John R. Oishei Children's Hospital, Buffalo, New York.
Department of Surgery, Jacobs School of Medicine and Biomedical Sciences.
Hosp Pediatr. 2023 Sep 1;13(9):849-856. doi: 10.1542/hpeds.2023-007226.
Children and Youth with Special Health Care Needs (CYSHCN) have differing risk factors and injury characteristics compared with peers without special health care needs (SHCN). We examined the association between SHCN status and complications, mortality, and length of stay (LOS) after trauma hospitalization.

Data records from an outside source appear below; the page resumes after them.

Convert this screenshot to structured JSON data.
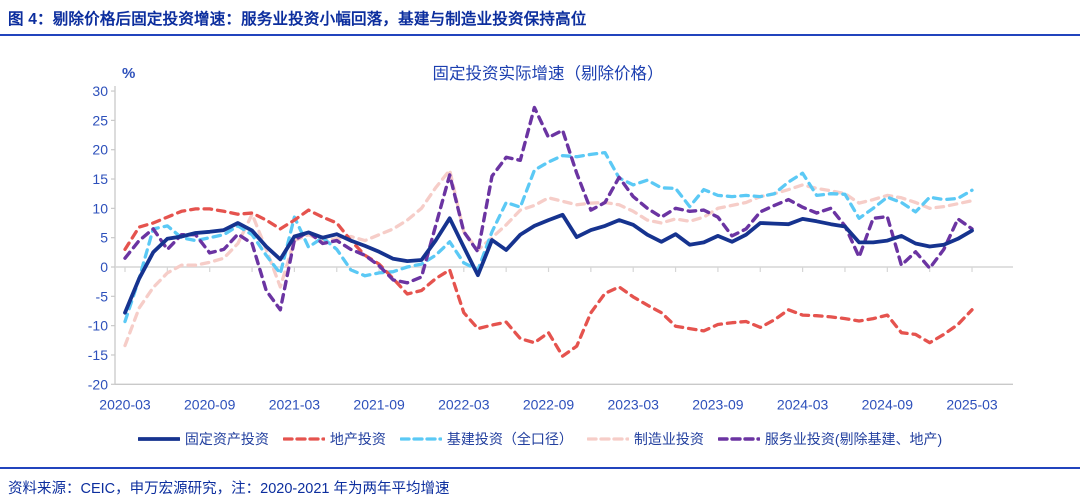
{
  "header": {
    "title": "图 4：剔除价格后固定投资增速：服务业投资小幅回落，基建与制造业投资保持高位"
  },
  "chart_data": {
    "type": "line",
    "title": "固定投资实际增速（剔除价格）",
    "unit_label": "%",
    "ylim": [
      -20,
      30
    ],
    "ytick_step": 5,
    "grid": "zero-line-only",
    "legend_position": "bottom",
    "axis_text_color": "#2d50bb",
    "title_color": "#1c3fb0",
    "axis_line_color": "#c9c9c9",
    "zero_line_color": "#d6d6d6",
    "x_ticks": [
      "2020-03",
      "2020-09",
      "2021-03",
      "2021-09",
      "2022-03",
      "2022-09",
      "2023-03",
      "2023-09",
      "2024-03",
      "2024-09",
      "2025-03"
    ],
    "x_months": [
      "2020-03",
      "2020-04",
      "2020-05",
      "2020-06",
      "2020-07",
      "2020-08",
      "2020-09",
      "2020-10",
      "2020-11",
      "2020-12",
      "2021-01",
      "2021-02",
      "2021-03",
      "2021-04",
      "2021-05",
      "2021-06",
      "2021-07",
      "2021-08",
      "2021-09",
      "2021-10",
      "2021-11",
      "2021-12",
      "2022-01",
      "2022-02",
      "2022-03",
      "2022-04",
      "2022-05",
      "2022-06",
      "2022-07",
      "2022-08",
      "2022-09",
      "2022-10",
      "2022-11",
      "2022-12",
      "2023-01",
      "2023-02",
      "2023-03",
      "2023-04",
      "2023-05",
      "2023-06",
      "2023-07",
      "2023-08",
      "2023-09",
      "2023-10",
      "2023-11",
      "2023-12",
      "2024-01",
      "2024-02",
      "2024-03",
      "2024-04",
      "2024-05",
      "2024-06",
      "2024-07",
      "2024-08",
      "2024-09",
      "2024-10",
      "2024-11",
      "2024-12",
      "2025-01",
      "2025-02",
      "2025-03"
    ],
    "series": [
      {
        "name": "固定资产投资",
        "color": "#16338f",
        "style": "solid",
        "width": 3.8,
        "values": [
          -7.8,
          -2,
          2.5,
          4.8,
          5.2,
          5.8,
          6,
          6.3,
          7.5,
          6.2,
          3.5,
          1.3,
          5.2,
          5.9,
          5,
          5.6,
          4.5,
          3.6,
          2.6,
          1.4,
          1,
          1.2,
          4.5,
          8.3,
          3.4,
          -1.4,
          4.6,
          2.9,
          5.5,
          7,
          8,
          8.9,
          5.1,
          6.3,
          7,
          8,
          7.2,
          5.5,
          4.3,
          5.6,
          3.8,
          4.2,
          5.3,
          4.3,
          5.5,
          7.5,
          7.4,
          7.3,
          8.2,
          7.8,
          7.3,
          6.9,
          4.2,
          4.2,
          4.5,
          5.3,
          4,
          3.5,
          3.8,
          4.8,
          6.2
        ]
      },
      {
        "name": "地产投资",
        "color": "#e5534e",
        "style": "dashed",
        "width": 3.3,
        "values": [
          3,
          6.8,
          7.5,
          8.5,
          9.5,
          9.9,
          9.9,
          9.5,
          9,
          9.2,
          8,
          6.5,
          8,
          9.7,
          8.5,
          7.5,
          4.5,
          2,
          0.5,
          -2,
          -4.6,
          -4,
          -2,
          -0.5,
          -7.8,
          -10.5,
          -9.9,
          -9.4,
          -12.2,
          -12.9,
          -11.2,
          -15.2,
          -13.5,
          -7.8,
          -4.5,
          -3.4,
          -5.1,
          -6.5,
          -7.8,
          -10.1,
          -10.5,
          -10.9,
          -9.8,
          -9.5,
          -9.3,
          -10.3,
          -9,
          -7.3,
          -8.2,
          -8.3,
          -8.5,
          -8.8,
          -9.2,
          -8.8,
          -8.2,
          -11.2,
          -11.5,
          -12.9,
          -11.5,
          -9.8,
          -7.3
        ]
      },
      {
        "name": "基建投资（全口径）",
        "color": "#5bc9f5",
        "style": "dashed",
        "width": 3.3,
        "values": [
          -9.3,
          -2,
          6.5,
          7,
          5,
          4.5,
          5,
          5.5,
          7,
          5.5,
          2,
          -1.1,
          8.5,
          3.4,
          5,
          3,
          -0.5,
          -1.5,
          -1,
          -0.8,
          0,
          0.5,
          2,
          4.3,
          0.7,
          -0.5,
          6,
          11,
          10.2,
          16.5,
          17.9,
          19,
          18.8,
          19.2,
          19.5,
          15.2,
          14,
          14.8,
          13.5,
          13.4,
          10.3,
          13.2,
          12.2,
          12,
          12.2,
          12,
          12.5,
          14.5,
          16,
          12.2,
          12.5,
          12.4,
          8.3,
          10,
          11.9,
          11,
          9.4,
          11.9,
          11.5,
          11.7,
          13.1
        ]
      },
      {
        "name": "制造业投资",
        "color": "#f6cdc8",
        "style": "dashed",
        "width": 3.3,
        "values": [
          -13.4,
          -7,
          -3.5,
          -1,
          0.3,
          0.3,
          0.8,
          1.5,
          4,
          9,
          3,
          -3.4,
          4.5,
          5.5,
          4.5,
          4.8,
          5.2,
          4.5,
          5.5,
          6.5,
          8,
          10,
          13.5,
          16.5,
          6,
          2.9,
          5,
          7.2,
          9.7,
          10.5,
          11.8,
          11.2,
          10.6,
          10.9,
          11,
          10.6,
          9.5,
          8,
          7.5,
          8.2,
          7.8,
          8.5,
          10,
          10.5,
          11,
          12,
          12.5,
          13.2,
          14,
          13.4,
          13,
          12.5,
          10.9,
          11.5,
          12.2,
          11.8,
          11,
          10,
          10.3,
          10.8,
          11.3
        ]
      },
      {
        "name": "服务业投资(剔除基建、地产)",
        "color": "#6b34a2",
        "style": "dashed",
        "width": 3.4,
        "values": [
          1.5,
          4.5,
          6.5,
          3,
          5.5,
          5.5,
          2.4,
          3,
          5.6,
          4,
          -4,
          -7.3,
          4.6,
          6,
          4,
          4.5,
          3,
          2,
          0.2,
          -2.2,
          -2.7,
          -1.7,
          7,
          15.7,
          6,
          2.6,
          15.5,
          18.7,
          18.2,
          27.2,
          22.1,
          23.3,
          16,
          9.7,
          11,
          15.3,
          12,
          10,
          8.5,
          10,
          9.5,
          9.7,
          8.5,
          5.3,
          6.5,
          9.4,
          10.5,
          11.5,
          10.2,
          9.2,
          10,
          7,
          1.7,
          8.3,
          8.6,
          0.3,
          2.6,
          -0.2,
          3,
          8.2,
          6.5
        ]
      }
    ]
  },
  "footer": {
    "source": "资料来源：CEIC，申万宏源研究，注：2020-2021 年为两年平均增速"
  }
}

We conducted a cross-sectional study using 2018 data from the National Trauma Data Bank for patients aged 1 to 18 years (n = 108 062). We examined the following hospital outcomes: any complication reported, unplanned admission to the ICU, in-hospital mortality, and hospital and ICU LOS. Multivariate regression models estimated the effect of SHCN status on hospital outcomes after controlling for patient demographics, injury severity score, and Glasgow Coma Score. Subanalyses examined outcomes by age, SHCN, and injury severity score.
CYSHCN encounters had a greater adjusted relative risk (ARR) of any hospital complications (ARR = 2.980) and unplanned admission to the ICU (ARR = 1.996) than encounters that did not report a SHCN (P < .001). CYSHCN had longer hospital (incidence rate ratio = 1.119) and ICU LOS (incidence rate ratio = 1.319, both P < .001). There were no statistically significant in-hospital mortality differences between CYSHCN and those without. Lower severity trauma was associated with a greater ARR of hospital complications for CYSHCN encounters versus non-CYSHCN encounters.
CYSHCN, particularly those with lower-acuity injuries, are at greater risk for developing complications and requiring more care after trauma hospitalization. Future studies may examine mechanisms of hospital complications for traumatic injuries among CYSHCN to develop prevention and risk-minimization strategies.
与无特殊健康需求的同龄人相比,有特殊健康需求的儿童和青少年(CYSHCN)具有不同的风险因素和损伤特征。我们研究了特殊健康需求状态与创伤住院后并发症、死亡率和住院时间(LOS)之间的关系。
我们使用 2018 年国家创伤数据银行的 1 至 18 岁患者数据进行了一项横断面研究(n = 108062)。我们检查了以下医院结局:报告的任何并发症、非计划转入 ICU、院内死亡率以及医院和 ICU LOS。多变量回归模型在控制患者人口统计学、损伤严重程度评分和格拉斯哥昏迷评分后,估计了特殊健康需求状态对医院结局的影响。亚分析按年龄、特殊健康需求和损伤严重程度评分检查了结局。
CYSHCN 就诊的患者发生任何医院并发症的调整后相对风险(ARR)更高(ARR = 2.980),非计划转入 ICU 的 ARR 更高(ARR = 1.996),与未报告特殊健康需求的就诊相比(均 P <.001)。CYSHCN 的住院时间(发病率比 = 1.119)和 ICU LOS(发病率比 = 1.319,均 P <.001)更长。CYSHCN 和非 CYSHCN 患者之间的院内死亡率没有统计学上的显著差异。较低严重程度的创伤与 CYSHCN 就诊发生医院并发症的 ARR 更高相关,而非非 CYSHCN 就诊。
CYSHCN,尤其是那些损伤程度较低的患者,在创伤后住院期间发生并发症和需要更多治疗的风险更高。未来的研究可能会研究 CYSHCN 创伤后发生医院并发症的机制,以制定预防和降低风险的策略。